During the First World War, the major hospitals in Leeds were the 2nd Northern General with 1,800 beds and the East Leeds War Hospital with 1,900.
Leeds was also one of the principal hospital centres in Yorkshire during the Second World War.
Leeds (Harehills) Cemetery contains burials of both wars, many of them in a war graves plot in Section G, the rest scattered.

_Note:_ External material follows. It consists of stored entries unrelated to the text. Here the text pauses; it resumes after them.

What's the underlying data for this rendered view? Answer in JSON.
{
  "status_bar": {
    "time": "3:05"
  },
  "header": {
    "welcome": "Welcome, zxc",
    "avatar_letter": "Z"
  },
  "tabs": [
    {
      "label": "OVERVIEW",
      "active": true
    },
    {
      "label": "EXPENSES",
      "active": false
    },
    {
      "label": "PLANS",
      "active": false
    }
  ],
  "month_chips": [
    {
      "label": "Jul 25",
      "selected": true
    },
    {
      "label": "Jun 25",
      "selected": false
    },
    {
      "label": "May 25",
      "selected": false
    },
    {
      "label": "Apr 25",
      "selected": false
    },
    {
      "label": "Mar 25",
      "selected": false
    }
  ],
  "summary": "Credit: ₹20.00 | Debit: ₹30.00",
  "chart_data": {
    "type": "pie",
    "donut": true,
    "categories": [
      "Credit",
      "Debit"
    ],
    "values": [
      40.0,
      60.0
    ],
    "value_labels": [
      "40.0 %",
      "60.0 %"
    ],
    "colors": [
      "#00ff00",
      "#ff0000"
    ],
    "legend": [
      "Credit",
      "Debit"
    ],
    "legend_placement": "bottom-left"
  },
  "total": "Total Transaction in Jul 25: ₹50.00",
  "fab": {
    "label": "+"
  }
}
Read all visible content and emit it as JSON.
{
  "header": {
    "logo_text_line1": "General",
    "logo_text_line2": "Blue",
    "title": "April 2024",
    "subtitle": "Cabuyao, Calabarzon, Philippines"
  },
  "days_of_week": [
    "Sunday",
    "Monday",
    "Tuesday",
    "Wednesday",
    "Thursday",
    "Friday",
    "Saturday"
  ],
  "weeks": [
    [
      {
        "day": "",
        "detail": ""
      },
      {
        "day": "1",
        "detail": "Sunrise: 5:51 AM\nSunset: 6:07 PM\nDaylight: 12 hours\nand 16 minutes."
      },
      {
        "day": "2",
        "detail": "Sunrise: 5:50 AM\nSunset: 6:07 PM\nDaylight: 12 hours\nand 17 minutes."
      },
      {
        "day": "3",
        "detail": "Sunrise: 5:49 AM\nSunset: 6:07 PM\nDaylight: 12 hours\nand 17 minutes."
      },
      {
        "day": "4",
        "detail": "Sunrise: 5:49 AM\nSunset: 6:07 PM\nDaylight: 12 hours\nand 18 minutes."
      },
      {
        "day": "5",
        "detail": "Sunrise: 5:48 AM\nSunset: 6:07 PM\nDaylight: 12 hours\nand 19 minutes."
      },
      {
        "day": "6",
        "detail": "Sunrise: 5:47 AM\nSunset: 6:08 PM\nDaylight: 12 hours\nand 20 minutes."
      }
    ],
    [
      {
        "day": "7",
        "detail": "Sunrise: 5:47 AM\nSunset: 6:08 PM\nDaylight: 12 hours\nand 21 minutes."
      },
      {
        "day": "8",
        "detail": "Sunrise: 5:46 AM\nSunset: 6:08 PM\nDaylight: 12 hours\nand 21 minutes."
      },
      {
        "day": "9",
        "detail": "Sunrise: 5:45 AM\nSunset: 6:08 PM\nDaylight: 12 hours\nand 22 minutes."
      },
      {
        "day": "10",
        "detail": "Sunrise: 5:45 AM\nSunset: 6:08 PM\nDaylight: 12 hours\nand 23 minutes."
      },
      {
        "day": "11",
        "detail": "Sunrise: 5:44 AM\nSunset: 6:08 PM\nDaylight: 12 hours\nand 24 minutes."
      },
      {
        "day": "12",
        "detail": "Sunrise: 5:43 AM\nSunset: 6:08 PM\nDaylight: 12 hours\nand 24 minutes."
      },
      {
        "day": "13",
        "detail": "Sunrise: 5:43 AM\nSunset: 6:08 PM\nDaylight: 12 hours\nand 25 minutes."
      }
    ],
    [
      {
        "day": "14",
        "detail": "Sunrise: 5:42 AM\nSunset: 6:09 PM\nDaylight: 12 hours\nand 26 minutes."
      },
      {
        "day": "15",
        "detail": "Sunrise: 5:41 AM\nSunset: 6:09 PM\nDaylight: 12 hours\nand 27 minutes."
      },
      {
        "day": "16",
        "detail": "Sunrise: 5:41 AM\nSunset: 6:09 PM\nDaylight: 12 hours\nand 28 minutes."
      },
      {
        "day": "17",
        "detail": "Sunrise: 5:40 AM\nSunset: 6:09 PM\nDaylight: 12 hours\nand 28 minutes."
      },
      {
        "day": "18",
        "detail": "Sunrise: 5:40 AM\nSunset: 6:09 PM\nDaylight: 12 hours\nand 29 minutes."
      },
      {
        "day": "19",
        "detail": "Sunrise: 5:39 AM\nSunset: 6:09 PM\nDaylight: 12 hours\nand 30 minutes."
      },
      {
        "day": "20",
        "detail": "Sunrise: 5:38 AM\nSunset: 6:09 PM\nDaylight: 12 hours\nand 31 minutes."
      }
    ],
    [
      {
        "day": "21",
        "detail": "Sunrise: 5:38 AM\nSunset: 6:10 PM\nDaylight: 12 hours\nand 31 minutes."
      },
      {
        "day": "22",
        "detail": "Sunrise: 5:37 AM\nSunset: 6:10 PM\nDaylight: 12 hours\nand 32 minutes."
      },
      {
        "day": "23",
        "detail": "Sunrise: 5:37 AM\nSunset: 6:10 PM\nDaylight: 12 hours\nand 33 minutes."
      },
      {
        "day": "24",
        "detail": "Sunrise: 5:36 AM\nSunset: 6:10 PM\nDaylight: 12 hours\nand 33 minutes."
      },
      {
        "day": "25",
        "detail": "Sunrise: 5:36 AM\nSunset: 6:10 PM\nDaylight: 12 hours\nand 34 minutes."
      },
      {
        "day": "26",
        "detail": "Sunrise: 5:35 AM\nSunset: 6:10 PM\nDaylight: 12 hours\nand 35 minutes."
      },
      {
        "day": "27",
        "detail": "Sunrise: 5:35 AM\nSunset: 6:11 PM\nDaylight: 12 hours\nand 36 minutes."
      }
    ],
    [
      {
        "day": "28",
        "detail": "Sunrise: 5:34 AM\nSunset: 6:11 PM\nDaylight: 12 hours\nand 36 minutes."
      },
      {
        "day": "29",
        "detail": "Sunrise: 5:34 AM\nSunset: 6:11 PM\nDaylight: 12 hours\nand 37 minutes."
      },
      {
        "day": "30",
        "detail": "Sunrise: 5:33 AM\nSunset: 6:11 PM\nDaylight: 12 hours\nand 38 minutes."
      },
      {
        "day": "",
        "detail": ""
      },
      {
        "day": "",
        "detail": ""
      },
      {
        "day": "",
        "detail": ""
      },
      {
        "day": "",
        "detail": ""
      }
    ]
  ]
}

The First World War casualties in the plot are commemorated on a screen wall, as are 15 Second World War casualties buried elsewhere in the cemetery whose graves could not be individually marked. There are also also special memorials to a number of servicemen buried in other cemeteries whose graves could no longer be maintained.
In all, 176 Commonwealth casualties of the First World War and 147 from the Second World War are now commemorated in the cemetery; there are also three war graves of other nationalities. The Cross of Sacrifice stands in the war graves plot.
Casualties buried in the following chapelyards are now alternatively commemorated in Leeds (Harehills) Cemetery: Guiseley Primitive Methodist Chapelyard Little London (Craggs) Baptist Chapelyard Yeadon Wesleyan Methodist Chapelyard.